After two days in Salvador, we took a seven-hour bus bound for Lençois, the base for exploring the Chapada Diamantina National Park. We were here for our four-day hike of Paty Valley.
Unlike the Inca Trail (mountains, clouds, ruins, rent-a-crowd) and the W Trek (mountains, snow, glaciers, lakes), this hike would take us through lush green valleys, dramatic cliffs, hidden caves and natural swimming holes.
The path is largely unmarked so we formed a group with two German girls and hired a private guide. Mil, not only guided us, he also cooked, cleaned and arranged home stays with local families.
The hike was long. The trail was rugged with steep climbs and sharp descents but it was the most rewarding. The best part was the lack of other people. The Paty Valley is not on the international tourist map. And while attracting some domestic tourists, Brazilians don’t tend to do multi-day hikes, preferring day hikes or Jeep tours. Therefore, we pretty much had the valley to ourselves.

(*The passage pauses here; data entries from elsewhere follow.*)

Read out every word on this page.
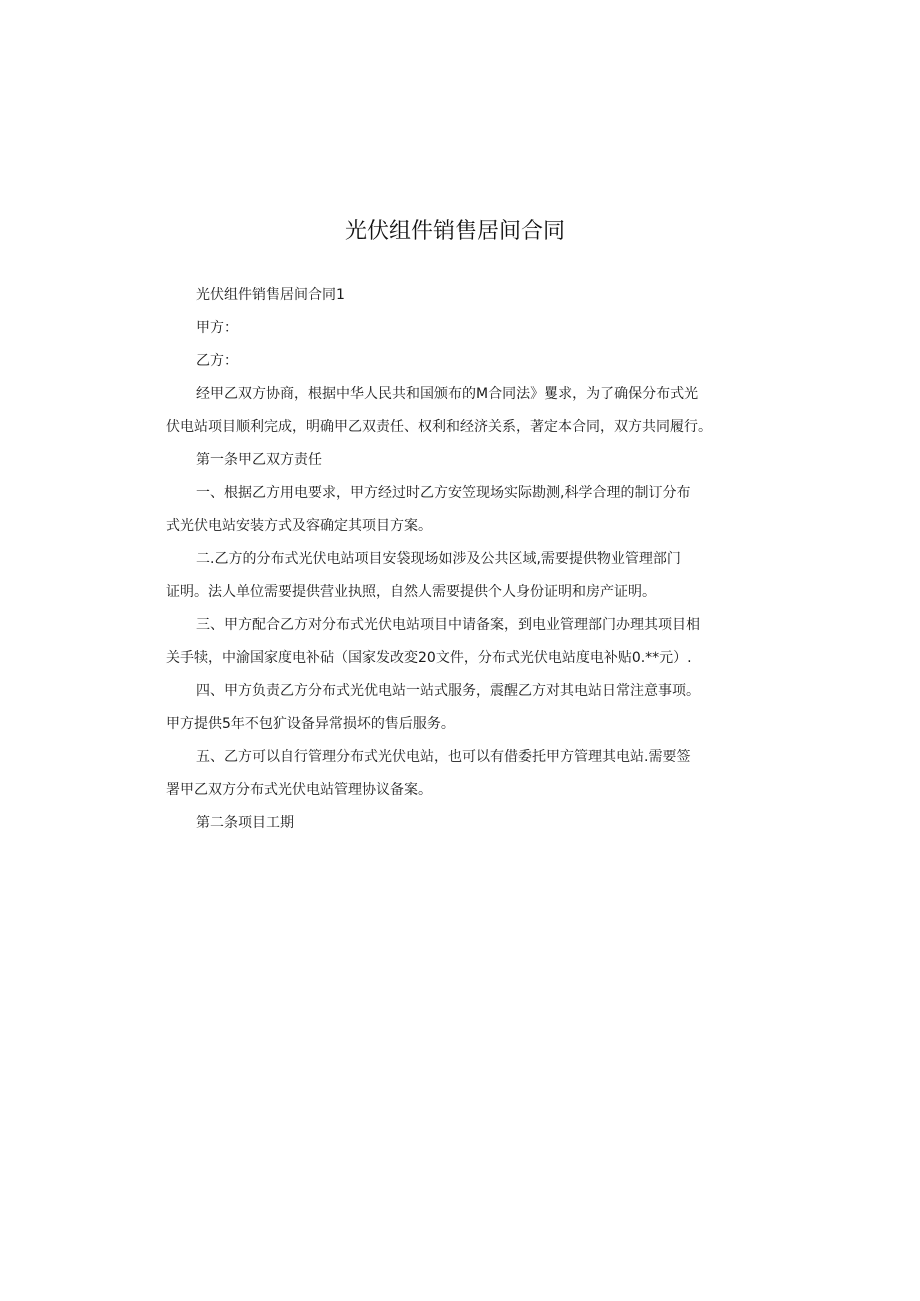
光伏组件销售居间合同
光伏组件销售居间合同1
甲方：
乙方：
经甲乙双方协商，根据中华人民共和国颁布的M合同法》矍求，为了确保分布式光
伏电站项目顺利完成，明确甲乙双责任、权利和经济关系，著定本合同，双方共同履行。
第一条甲乙双方责任
一、根据乙方用电要求，甲方经过时乙方安笠现场实际勘测,科学合理的制订分布
式光伏电站安装方式及容确定其项目方案。
二.乙方的分布式光伏电站项目安袋现场如涉及公共区域,需要提供物业管理部门
证明。法人单位需要提供营业执照，自然人需要提供个人身份证明和房产证明。
三、甲方配合乙方对分布式光伏电站项目中请备案，到电业管理部门办理其项目相
关手犊，中渝国家度电补砧（国家发改変20文件，分布式光伏电站度电补贴0.**元）.
四、甲方负责乙方分布式光优电站一站式服务，震醒乙方对其电站日常注意事项。
甲方提供5年不包犷设备异常损坏的售后服务。
五、乙方可以自行管理分布式光伏电站，也可以有借委托甲方管理其电站.需要签
署甲乙双方分布式光伏电站管理协议备案。
第二条项目工期
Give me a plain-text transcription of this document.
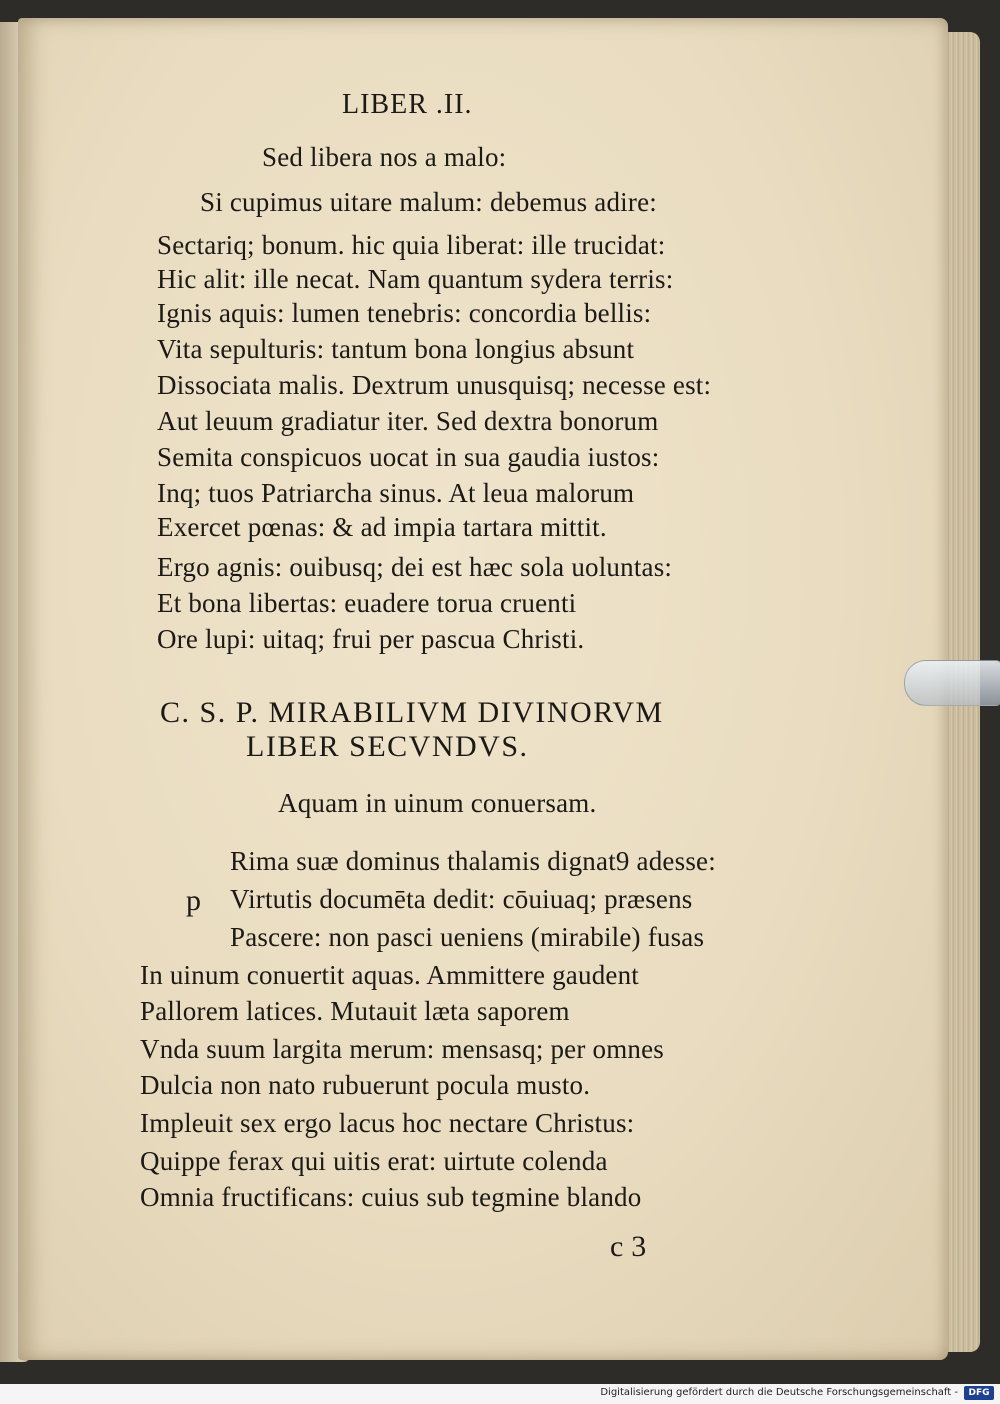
LIBER .II.
Sed libera nos a malo:
Si cupimus uitare malum: debemus adire:
Sectariq; bonum. hic quia liberat: ille trucidat:
Hic alit: ille necat. Nam quantum sydera terris:
Ignis aquis: lumen tenebris: concordia bellis:
Vita sepulturis: tantum bona longius absunt
Dissociata malis. Dextrum unusquisq; necesse est:
Aut leuum gradiatur iter. Sed dextra bonorum
Semita conspicuos uocat in sua gaudia iustos:
Inq; tuos Patriarcha sinus. At leua malorum
Exercet pœnas: & ad impia tartara mittit.
Ergo agnis: ouibusq; dei est hæc sola uoluntas:
Et bona libertas: euadere torua cruenti
Ore lupi: uitaq; frui per pascua Christi.
C. S. P. MIRABILIVM DIVINORVM
LIBER SECVNDVS.
Aquam in uinum conuersam.
p
Rima suæ dominus thalamis dignat9 adesse:
Virtutis documēta dedit: cōuiuaq; præsens
Pascere: non pasci ueniens (mirabile) fusas
In uinum conuertit aquas. Ammittere gaudent
Pallorem latices. Mutauit læta saporem
Vnda suum largita merum: mensasq; per omnes
Dulcia non nato rubuerunt pocula musto.
Impleuit sex ergo lacus hoc nectare Christus:
Quippe ferax qui uitis erat: uirtute colenda
Omnia fructificans: cuius sub tegmine blando
c 3
Digitalisierung gefördert durch die Deutsche Forschungsgemeinschaft -	DFG
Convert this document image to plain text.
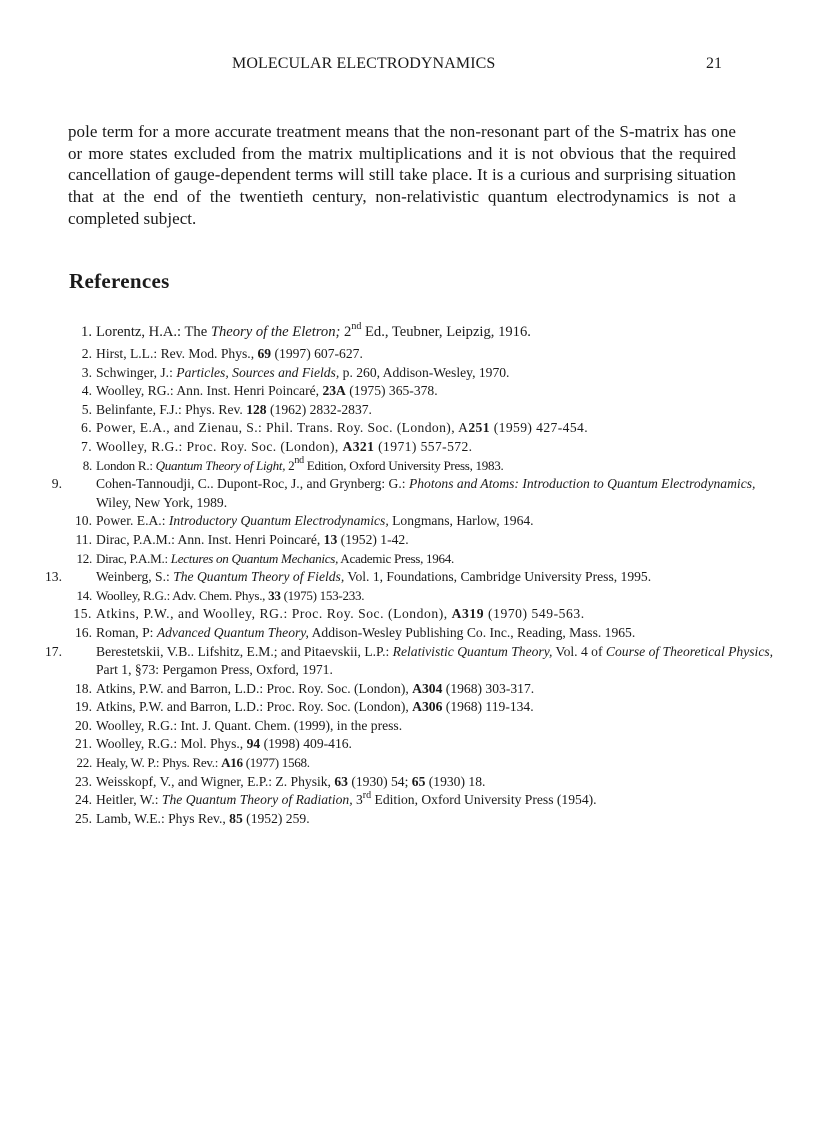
MOLECULAR ELECTRODYNAMICS	21

pole term for a more accurate treatment means that the non-resonant part of the S-matrix has one or more states excluded from the matrix multiplications and it is not obvious that the required cancellation of gauge-dependent terms will still take place. It is a curious and surprising situation that at the end of the twentieth century, non-relativistic quantum electrodynamics is not a completed subject.

References
1. Lorentz, H.A.: The Theory of the Eletron; 2nd Ed., Teubner, Leipzig, 1916.
2. Hirst, L.L.: Rev. Mod. Phys., 69 (1997) 607-627.
3. Schwinger, J.: Particles, Sources and Fields, p. 260, Addison-Wesley, 1970.
4. Woolley, RG.: Ann. Inst. Henri Poincaré, 23A (1975) 365-378.
5. Belinfante, F.J.: Phys. Rev. 128 (1962) 2832-2837.
6. Power, E.A., and Zienau, S.: Phil. Trans. Roy. Soc. (London), A251 (1959) 427-454.
7. Woolley, R.G.: Proc. Roy. Soc. (London), A321 (1971) 557-572.
8. London R.: Quantum Theory of Light, 2nd Edition, Oxford University Press, 1983.
9.	Cohen-Tannoudji, C.. Dupont-Roc, J., and Grynberg: G.: Photons and Atoms: Introduction to Quantum Electrodynamics, Wiley, New York, 1989.
10. Power. E.A.: Introductory Quantum Electrodynamics, Longmans, Harlow, 1964.
11. Dirac, P.A.M.: Ann. Inst. Henri Poincaré, 13 (1952) 1-42.
12. Dirac, P.A.M.: Lectures on Quantum Mechanics, Academic Press, 1964.
13.	Weinberg, S.: The Quantum Theory of Fields, Vol. 1, Foundations, Cambridge University Press, 1995.
14. Woolley, R.G.: Adv. Chem. Phys., 33 (1975) 153-233.
15. Atkins, P.W., and Woolley, RG.: Proc. Roy. Soc. (London), A319 (1970) 549-563.
16. Roman, P: Advanced Quantum Theory, Addison-Wesley Publishing Co. Inc., Reading, Mass. 1965.
17.	Berestetskii, V.B.. Lifshitz, E.M.; and Pitaevskii, L.P.: Relativistic Quantum Theory, Vol. 4 of Course of Theoretical Physics, Part 1, §73: Pergamon Press, Oxford, 1971.
18. Atkins, P.W. and Barron, L.D.: Proc. Roy. Soc. (London), A304 (1968) 303-317.
19. Atkins, P.W. and Barron, L.D.: Proc. Roy. Soc. (London), A306 (1968) 119-134.
20. Woolley, R.G.: Int. J. Quant. Chem. (1999), in the press.
21. Woolley, R.G.: Mol. Phys., 94 (1998) 409-416.
22. Healy, W. P.: Phys. Rev.: A16 (1977) 1568.
23. Weisskopf, V., and Wigner, E.P.: Z. Physik, 63 (1930) 54; 65 (1930) 18.
24. Heitler, W.: The Quantum Theory of Radiation, 3rd Edition, Oxford University Press (1954).
25. Lamb, W.E.: Phys Rev., 85 (1952) 259.
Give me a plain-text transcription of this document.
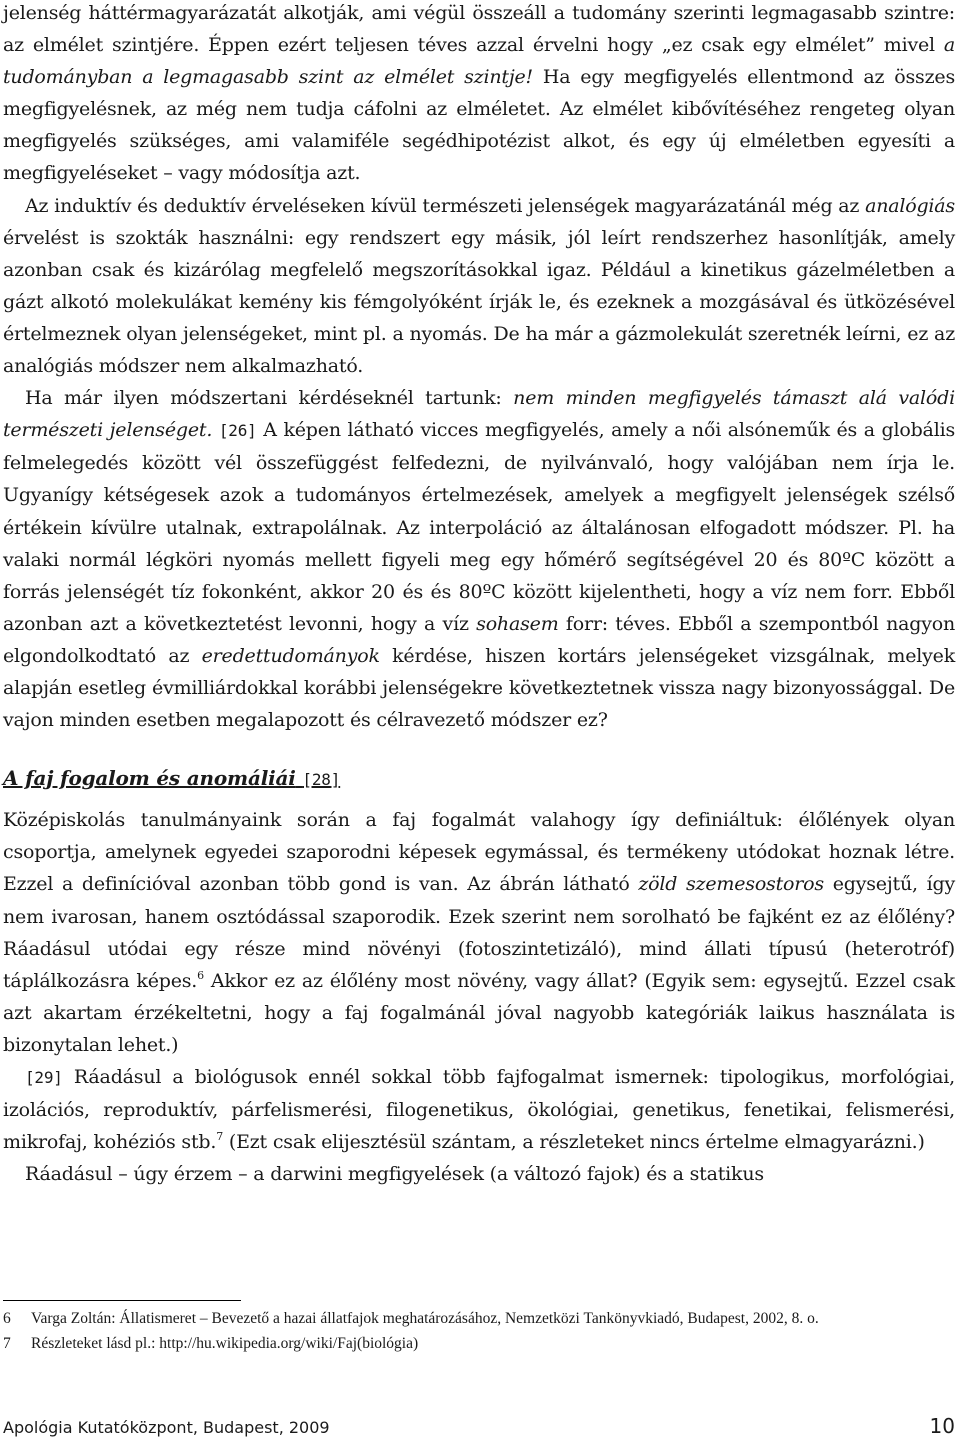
jelenség háttérmagyarázatát alkotják, ami végül összeáll a tudomány szerinti legmagasabb szintre: az elmélet szintjére. Éppen ezért teljesen téves azzal érvelni hogy „ez csak egy elmélet” mivel a tudományban a legmagasabb szint az elmélet szintje! Ha egy megfigyelés ellentmond az összes megfigyelésnek, az még nem tudja cáfolni az elméletet. Az elmélet kibővítéséhez rengeteg olyan megfigyelés szükséges, ami valamiféle segédhipotézist alkot, és egy új elméletben egyesíti a megfigyeléseket – vagy módosítja azt.

Az induktív és deduktív érveléseken kívül természeti jelenségek magyarázatánál még az analógiás érvelést is szokták használni: egy rendszert egy másik, jól leírt rendszerhez hasonlítják, amely azonban csak és kizárólag megfelelő megszorításokkal igaz. Például a kinetikus gázelméletben a gázt alkotó molekulákat kemény kis fémgolyóként írják le, és ezeknek a mozgásával és ütközésével értelmeznek olyan jelenségeket, mint pl. a nyomás. De ha már a gázmolekulát szeretnék leírni, ez az analógiás módszer nem alkalmazható.

Ha már ilyen módszertani kérdéseknél tartunk: nem minden megfigyelés támaszt alá valódi természeti jelenséget. [26] A képen látható vicces megfigyelés, amely a női alsóneműk és a globális felmelegedés között vél összefüggést felfedezni, de nyilvánvaló, hogy valójában nem írja le. Ugyanígy kétségesek azok a tudományos értelmezések, amelyek a megfigyelt jelenségek szélső értékein kívülre utalnak, extrapolálnak. Az interpoláció az általánosan elfogadott módszer. Pl. ha valaki normál légköri nyomás mellett figyeli meg egy hőmérő segítségével 20 és 80ºC között a forrás jelenségét tíz fokonként, akkor 20 és és 80ºC között kijelentheti, hogy a víz nem forr. Ebből azonban azt a következtetést levonni, hogy a víz sohasem forr: téves. Ebből a szempontból nagyon elgondolkodtató az eredettudományok kérdése, hiszen kortárs jelenségeket vizsgálnak, melyek alapján esetleg évmilliárdokkal korábbi jelenségekre következtetnek vissza nagy bizonyossággal. De vajon minden esetben megalapozott és célravezető módszer ez?

A faj fogalom és anomáliái [28]

Középiskolás tanulmányaink során a faj fogalmát valahogy így definiáltuk: élőlények olyan csoportja, amelynek egyedei szaporodni képesek egymással, és termékeny utódokat hoznak létre. Ezzel a definícióval azonban több gond is van. Az ábrán látható zöld szemesostoros egysejtű, így nem ivarosan, hanem osztódással szaporodik. Ezek szerint nem sorolható be fajként ez az élőlény? Ráadásul utódai egy része mind növényi (fotoszintetizáló), mind állati típusú (heterotróf) táplálkozásra képes.$^6$ Akkor ez az élőlény most növény, vagy állat? (Egyik sem: egysejtű. Ezzel csak azt akartam érzékeltetni, hogy a faj fogalmánál jóval nagyobb kategóriák laikus használata is bizonytalan lehet.)

[29] Ráadásul a biológusok ennél sokkal több fajfogalmat ismernek: tipologikus, morfológiai, izolációs, reproduktív, párfelismerési, filogenetikus, ökológiai, genetikus, fenetikai, felismerési, mikrofaj, kohéziós stb.$^7$ (Ezt csak elijesztésül szántam, a részleteket nincs értelme elmagyarázni.)

Ráadásul – úgy érzem – a darwini megfigyelések (a változó fajok) és a statikus

6	Varga Zoltán: Állatismeret – Bevezető a hazai állatfajok meghatározásához, Nemzetközi Tankönyvkiadó, Budapest, 2002, 8. o.
7	Részleteket lásd pl.: http://hu.wikipedia.org/wiki/Faj(biológia)
Apológia Kutatóközpont, Budapest, 2009	10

After recovering from our hike, we flew south to Belo Horizonte, a city of two million people. Besides being the city where THAT game against Germany was played, Belo isn’t well known on the tourist circuit. That’s probably a good thing because I cannot remember what we did there.
However, FROM there, we went to two great places. The first was Inhotim, an outdoor contemporary art gallery some 50km west of Belo. There are some obligatory wanky descriptors of the artworks but there are also cool things to see like a disco swimming pool where you can dip your feet in.
The second hotspot accessible from Belo is Ouro Preto, a former mining town with beautifully preserved colonial houses and two dozens of Brazil’s most opulent 18th and 19th century churches, one of them showcasing over 400kg of gold and silver.